Tutto inizia dieci anni fa. Luigi ha quattro anni e gli viene diagnostica l’Adhd. «Da mamma mi ero accorta che c’era qualcosa di diverso nel mio bambino. All’Asl gli hanno diagnosticato l’Adhd. È una sindrome del neurosviluppo, caratterizzata da iperattività, difficoltà nel mantenere l’attenzione e nell’apprendimento e per Luigi anche comportamenti provocatori associato a disturbi della condotta. E infatti a scuola a San Giuseppe al Pozzo ha avuto i primi problemi di inserimento. Anche per questo abbiamo deciso di trasferirci a Genova dove avevo trovato un ottimo lavoro a tempo indeterminato come infermiera». A poco a poco però Antonella e la sua famiglia finiscono nel baratro. «Io e mio marito abbiamo divorziato. A Genova non solo mi hanno tolto l’affido di mio figlio, ma gli assistenti sociali hanno deciso di chiuderlo in una struttura psichiatrica permanente. Mio figlio a 12 anni era sottoposto a forti sedativi che lo avevano ridotto a un vegetale. Ho così lottato e con l’aiuto dell’avvocato Gianfranco Torre e sono riuscita a ottenere di nuovo l’affido».

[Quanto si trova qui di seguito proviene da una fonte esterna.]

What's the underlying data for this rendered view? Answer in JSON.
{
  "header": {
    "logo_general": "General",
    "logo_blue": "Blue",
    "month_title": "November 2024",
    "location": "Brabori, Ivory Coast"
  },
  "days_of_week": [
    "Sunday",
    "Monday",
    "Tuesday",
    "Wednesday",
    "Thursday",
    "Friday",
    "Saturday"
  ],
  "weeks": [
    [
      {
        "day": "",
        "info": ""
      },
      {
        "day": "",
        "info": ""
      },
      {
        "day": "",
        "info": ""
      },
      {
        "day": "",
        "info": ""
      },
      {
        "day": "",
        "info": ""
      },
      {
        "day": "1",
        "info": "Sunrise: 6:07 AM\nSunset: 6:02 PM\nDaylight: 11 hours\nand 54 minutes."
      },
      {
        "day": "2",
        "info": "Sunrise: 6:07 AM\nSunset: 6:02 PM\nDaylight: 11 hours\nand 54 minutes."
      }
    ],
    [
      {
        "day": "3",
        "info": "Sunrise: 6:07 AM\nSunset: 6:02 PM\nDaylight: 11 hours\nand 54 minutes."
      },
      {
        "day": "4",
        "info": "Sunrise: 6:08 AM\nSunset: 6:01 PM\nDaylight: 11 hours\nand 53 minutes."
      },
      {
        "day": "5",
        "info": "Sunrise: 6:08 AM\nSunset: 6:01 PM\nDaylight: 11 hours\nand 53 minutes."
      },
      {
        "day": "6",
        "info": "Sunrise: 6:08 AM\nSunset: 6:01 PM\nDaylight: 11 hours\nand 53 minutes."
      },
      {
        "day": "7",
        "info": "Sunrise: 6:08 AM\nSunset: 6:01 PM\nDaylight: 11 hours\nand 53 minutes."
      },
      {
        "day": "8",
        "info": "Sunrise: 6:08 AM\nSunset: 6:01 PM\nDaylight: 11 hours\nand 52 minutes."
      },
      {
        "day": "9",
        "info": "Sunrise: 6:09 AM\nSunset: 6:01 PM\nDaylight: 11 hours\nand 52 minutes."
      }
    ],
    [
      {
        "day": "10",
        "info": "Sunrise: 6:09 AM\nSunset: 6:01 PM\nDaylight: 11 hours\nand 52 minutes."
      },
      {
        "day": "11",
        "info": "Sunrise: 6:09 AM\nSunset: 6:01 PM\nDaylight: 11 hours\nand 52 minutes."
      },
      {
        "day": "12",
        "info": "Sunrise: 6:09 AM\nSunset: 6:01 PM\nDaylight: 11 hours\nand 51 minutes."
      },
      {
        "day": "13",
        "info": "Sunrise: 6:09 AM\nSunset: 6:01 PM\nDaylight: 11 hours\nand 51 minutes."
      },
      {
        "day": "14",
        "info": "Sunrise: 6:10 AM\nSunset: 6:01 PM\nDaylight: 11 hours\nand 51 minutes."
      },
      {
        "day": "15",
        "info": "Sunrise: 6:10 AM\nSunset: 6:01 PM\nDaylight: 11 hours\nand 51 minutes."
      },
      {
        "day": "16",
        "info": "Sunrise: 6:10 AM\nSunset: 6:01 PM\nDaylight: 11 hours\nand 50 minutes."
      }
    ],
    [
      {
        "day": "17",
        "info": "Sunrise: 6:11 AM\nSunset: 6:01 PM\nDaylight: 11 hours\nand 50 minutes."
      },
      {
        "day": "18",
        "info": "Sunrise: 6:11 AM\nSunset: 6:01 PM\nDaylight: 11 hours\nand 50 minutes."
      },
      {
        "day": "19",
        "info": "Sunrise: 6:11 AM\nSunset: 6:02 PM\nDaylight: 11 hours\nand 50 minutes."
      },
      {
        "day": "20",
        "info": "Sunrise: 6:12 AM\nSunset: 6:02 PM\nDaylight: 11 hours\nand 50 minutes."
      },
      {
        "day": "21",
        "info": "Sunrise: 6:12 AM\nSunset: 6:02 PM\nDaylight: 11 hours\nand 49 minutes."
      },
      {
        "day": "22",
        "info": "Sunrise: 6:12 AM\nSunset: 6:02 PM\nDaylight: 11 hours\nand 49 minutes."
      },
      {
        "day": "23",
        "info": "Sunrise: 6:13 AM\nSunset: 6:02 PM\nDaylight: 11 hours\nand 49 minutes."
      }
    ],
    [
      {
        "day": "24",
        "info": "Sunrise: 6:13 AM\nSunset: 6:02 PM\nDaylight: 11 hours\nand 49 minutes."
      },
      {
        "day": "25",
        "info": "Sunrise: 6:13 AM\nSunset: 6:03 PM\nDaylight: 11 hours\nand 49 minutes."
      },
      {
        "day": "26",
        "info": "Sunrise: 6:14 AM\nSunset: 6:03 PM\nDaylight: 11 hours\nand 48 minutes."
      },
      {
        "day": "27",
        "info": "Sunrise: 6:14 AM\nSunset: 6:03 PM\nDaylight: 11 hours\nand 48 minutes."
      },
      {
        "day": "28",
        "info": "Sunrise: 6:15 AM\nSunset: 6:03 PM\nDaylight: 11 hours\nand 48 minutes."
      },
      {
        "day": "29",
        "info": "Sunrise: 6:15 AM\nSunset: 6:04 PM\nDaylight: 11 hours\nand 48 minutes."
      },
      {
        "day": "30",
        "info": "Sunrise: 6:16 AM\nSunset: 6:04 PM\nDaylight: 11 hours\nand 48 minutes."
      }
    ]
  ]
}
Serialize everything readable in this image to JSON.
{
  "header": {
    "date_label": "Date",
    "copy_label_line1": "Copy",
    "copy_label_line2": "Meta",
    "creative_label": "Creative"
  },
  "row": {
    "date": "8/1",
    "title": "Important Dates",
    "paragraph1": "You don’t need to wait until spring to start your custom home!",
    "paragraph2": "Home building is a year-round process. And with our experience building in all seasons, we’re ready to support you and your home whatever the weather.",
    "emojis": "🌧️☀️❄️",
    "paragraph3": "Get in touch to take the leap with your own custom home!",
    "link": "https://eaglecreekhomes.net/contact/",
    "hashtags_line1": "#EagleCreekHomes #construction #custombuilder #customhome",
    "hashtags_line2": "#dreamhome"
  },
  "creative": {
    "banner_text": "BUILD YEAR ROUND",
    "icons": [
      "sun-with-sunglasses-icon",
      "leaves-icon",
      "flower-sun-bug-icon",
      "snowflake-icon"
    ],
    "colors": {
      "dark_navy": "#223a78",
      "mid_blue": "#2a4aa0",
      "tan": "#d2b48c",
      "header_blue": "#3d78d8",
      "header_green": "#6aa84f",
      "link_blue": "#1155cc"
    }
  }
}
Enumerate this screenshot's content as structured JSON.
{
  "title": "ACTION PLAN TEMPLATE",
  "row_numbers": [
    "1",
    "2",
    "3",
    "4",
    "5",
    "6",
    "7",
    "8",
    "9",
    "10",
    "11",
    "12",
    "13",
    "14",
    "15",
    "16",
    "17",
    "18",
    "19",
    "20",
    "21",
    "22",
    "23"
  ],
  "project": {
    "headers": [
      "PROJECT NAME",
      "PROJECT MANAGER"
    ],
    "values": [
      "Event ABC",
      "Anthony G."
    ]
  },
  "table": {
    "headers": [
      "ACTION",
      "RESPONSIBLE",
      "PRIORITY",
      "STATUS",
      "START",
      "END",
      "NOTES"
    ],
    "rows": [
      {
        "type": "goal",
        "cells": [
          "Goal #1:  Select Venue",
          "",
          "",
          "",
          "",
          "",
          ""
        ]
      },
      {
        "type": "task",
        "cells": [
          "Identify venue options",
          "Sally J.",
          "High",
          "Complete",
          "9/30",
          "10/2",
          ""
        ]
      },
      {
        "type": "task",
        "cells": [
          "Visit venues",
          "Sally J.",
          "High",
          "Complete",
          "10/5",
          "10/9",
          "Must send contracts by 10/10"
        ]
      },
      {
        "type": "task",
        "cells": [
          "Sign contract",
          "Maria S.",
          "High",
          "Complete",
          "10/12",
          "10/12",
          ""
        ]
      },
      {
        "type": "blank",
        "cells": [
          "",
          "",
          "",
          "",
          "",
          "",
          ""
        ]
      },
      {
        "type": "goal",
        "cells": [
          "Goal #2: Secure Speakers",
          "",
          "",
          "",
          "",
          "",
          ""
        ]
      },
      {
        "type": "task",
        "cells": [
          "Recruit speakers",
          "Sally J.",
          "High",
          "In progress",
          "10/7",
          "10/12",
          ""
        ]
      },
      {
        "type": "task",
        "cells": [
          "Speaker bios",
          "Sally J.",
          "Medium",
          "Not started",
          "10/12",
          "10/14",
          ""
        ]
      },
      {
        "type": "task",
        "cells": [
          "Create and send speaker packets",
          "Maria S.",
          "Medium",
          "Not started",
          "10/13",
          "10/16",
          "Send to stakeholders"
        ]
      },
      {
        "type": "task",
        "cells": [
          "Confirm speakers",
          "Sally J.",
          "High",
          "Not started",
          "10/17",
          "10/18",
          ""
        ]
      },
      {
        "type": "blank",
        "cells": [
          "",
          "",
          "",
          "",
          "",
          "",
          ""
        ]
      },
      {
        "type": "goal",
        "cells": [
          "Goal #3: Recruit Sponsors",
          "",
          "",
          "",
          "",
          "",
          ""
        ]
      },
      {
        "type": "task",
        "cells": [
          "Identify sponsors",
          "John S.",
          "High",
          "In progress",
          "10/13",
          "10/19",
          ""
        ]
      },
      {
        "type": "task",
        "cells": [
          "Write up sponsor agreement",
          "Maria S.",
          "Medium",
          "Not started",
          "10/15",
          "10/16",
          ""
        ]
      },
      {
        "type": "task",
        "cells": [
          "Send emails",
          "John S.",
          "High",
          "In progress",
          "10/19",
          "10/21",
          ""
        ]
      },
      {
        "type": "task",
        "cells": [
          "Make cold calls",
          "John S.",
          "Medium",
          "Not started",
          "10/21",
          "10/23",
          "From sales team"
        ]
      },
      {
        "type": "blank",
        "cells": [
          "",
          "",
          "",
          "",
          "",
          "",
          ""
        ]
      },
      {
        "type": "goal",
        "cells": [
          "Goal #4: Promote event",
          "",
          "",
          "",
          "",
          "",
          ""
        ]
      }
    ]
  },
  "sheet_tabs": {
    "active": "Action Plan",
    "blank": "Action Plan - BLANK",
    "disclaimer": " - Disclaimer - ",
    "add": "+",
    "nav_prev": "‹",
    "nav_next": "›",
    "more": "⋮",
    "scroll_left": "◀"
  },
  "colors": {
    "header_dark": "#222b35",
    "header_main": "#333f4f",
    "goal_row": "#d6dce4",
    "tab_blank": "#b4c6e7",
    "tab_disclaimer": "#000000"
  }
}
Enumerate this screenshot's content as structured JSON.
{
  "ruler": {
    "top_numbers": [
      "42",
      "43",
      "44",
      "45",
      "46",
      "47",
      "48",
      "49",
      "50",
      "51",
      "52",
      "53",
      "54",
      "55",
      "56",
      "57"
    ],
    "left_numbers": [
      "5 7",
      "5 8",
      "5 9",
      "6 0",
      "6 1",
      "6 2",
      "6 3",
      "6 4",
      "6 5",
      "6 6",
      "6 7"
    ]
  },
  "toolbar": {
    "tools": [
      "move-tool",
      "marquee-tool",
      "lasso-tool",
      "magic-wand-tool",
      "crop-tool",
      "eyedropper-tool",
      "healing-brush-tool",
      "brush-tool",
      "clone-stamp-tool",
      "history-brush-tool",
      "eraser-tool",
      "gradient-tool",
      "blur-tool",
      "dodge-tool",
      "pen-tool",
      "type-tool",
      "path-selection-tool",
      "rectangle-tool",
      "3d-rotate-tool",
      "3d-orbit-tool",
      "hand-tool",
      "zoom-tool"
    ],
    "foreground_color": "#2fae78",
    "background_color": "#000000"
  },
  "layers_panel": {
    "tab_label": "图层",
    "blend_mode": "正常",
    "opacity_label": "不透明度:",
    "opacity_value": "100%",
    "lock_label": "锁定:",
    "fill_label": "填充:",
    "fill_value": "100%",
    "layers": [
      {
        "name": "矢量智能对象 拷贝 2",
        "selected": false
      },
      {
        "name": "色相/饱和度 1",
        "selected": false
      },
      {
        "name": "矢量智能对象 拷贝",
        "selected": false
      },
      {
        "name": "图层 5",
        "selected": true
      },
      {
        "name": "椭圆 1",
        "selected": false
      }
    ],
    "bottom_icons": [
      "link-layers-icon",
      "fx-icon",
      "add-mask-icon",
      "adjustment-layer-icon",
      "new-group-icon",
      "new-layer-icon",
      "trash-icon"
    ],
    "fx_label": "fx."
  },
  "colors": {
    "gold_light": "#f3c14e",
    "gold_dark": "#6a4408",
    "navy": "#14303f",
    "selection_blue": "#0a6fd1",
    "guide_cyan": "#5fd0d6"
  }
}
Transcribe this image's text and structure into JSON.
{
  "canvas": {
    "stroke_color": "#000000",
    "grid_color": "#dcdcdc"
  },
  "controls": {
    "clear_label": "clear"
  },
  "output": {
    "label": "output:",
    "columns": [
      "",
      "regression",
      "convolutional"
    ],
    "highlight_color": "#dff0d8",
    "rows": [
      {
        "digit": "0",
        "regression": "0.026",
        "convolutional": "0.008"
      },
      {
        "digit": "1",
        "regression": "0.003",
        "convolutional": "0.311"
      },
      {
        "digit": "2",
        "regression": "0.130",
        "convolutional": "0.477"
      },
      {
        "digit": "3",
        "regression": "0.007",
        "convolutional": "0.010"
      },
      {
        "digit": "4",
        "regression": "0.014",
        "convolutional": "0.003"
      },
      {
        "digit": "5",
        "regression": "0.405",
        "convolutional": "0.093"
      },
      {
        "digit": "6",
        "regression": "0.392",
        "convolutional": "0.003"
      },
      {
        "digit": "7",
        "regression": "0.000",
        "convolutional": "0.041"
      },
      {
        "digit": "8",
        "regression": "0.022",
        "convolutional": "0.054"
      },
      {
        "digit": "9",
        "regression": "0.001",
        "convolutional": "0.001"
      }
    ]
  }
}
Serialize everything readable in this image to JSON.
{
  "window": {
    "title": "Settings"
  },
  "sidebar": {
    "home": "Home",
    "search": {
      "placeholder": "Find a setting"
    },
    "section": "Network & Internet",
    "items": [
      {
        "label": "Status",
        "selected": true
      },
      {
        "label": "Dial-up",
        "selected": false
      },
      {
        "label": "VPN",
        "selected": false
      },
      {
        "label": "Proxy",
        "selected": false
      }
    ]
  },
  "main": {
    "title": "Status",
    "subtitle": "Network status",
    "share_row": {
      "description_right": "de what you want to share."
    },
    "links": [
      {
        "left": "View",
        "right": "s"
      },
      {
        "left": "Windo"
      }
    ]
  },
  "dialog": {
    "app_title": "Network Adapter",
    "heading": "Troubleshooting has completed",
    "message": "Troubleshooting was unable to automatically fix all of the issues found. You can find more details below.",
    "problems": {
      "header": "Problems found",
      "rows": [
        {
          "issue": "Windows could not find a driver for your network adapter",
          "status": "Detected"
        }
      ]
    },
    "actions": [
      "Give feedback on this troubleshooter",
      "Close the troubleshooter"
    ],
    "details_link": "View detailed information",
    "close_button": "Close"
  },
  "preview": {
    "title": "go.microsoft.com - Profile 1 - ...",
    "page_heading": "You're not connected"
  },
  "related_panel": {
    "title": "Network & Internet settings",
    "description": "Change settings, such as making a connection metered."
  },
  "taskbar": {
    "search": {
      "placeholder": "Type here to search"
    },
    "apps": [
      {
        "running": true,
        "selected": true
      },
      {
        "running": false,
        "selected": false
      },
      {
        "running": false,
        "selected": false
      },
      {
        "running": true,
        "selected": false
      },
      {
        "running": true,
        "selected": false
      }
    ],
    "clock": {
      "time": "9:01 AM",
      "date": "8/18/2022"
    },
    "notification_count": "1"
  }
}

Tornata a Cava de' Tirreni la situazione non è migliorata, anzi. «È un anno e un mese che stiamo aspettando una firma e l’attuazione di un decreto, datato 27/12/2019, che permette a Luigi di iniziare un percorso terapeutico presso la struttura specializzata l’Aias di Nola. Prima gli assistenti sociali ci avevano detto che non c’erano fondi. Poi il caso di mio figlio è stato preso in carico dall’Asl e finalmente è stato prospettata la possibilità di iniziare un percorso in questi centri residenziali. In Campania ci sono 3 strutture sanitarie specifiche, ma due non hanno posto. L’unica è questa di Nola, ma purtroppo il decreto non viene firmato, forse solo per la burocrazia, e Luigi è stato lasciato senza alcun tipo di assistenza. Da un anno e un mese sto lottando con tutte le mie forze, ma è l’Asl che dovrebbe cercare di salvare mio figlio, non noi genitori. Non possiamo improvvisarci psichiatri, educatori o assistenti sociali».